Non esperto di sopravvivenza o soldato di ventura.
Semmai i punti focali dello scoutismo mondiale (per l'età dagli 11 ai 16 anni) oggi sono il trapperismo e camperismo, come nel libro del buon Mercanti, e la parola d'ordine è AVVENTURA..
E' vero che possiamo affidarci ad uno scout perchè sappiamo che può meritare fiducia, per la sua formazione ed il suo percorso, però non possiamo pretendere che sia un soggetto addestrato e competente in tutto.
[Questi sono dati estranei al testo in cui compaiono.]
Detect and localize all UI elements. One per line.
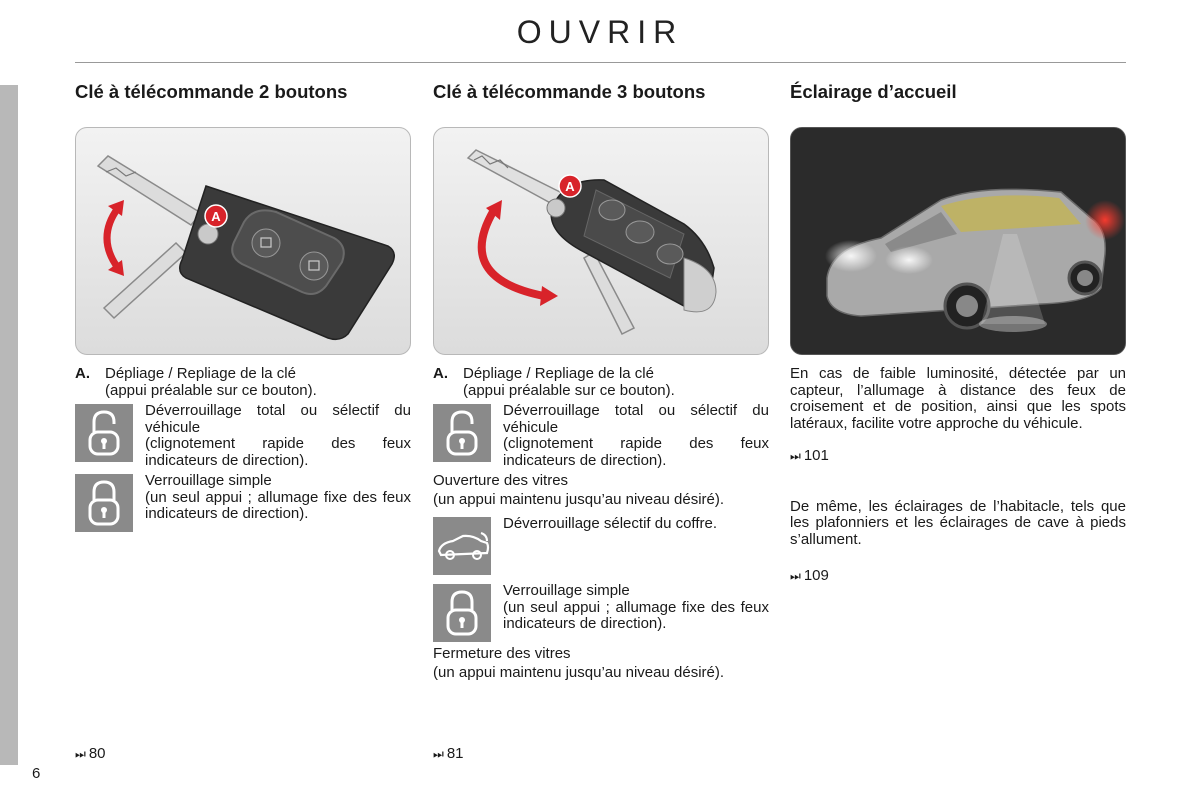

Sappiamo solo che in ogni cosa che farà ci metterà sempre il "proprio meglio" e cercherà di lasciare il mondo "migliore di come lo ha trovato", con le proprie competenze e le proprie capacità.
Questo è il principio educativo degli scout, il resto - purtroppo - è frutto di luoghi comuni dettati dall'ignoranza (nel senso di non conoscere il mondo scout).
Vi devo dire una cosa, in termini di spirito scout e di formazione, e di quanto sia impressionante quello che rimane dopo essere stato scout.
Ho viaggiato (e tutt'ora viaggio) molto e con gruppi, dovunque nel mondo: quando arrivo all'areoporto e incontro i miei nuovi compagni di viaggio, se ci sono ex scout sono molto pù rilassato e consapevole che avrò un aiuto in più, per qualunque cosa, anche solo morale, per effetto dello "spirito di corpo" che ci segue anche dopo aver terminato il cammino. E questo regolarmente succede.
E' una cosa che non ho mai trovato da nessuna altra parte, sodalizio o associazione che sia.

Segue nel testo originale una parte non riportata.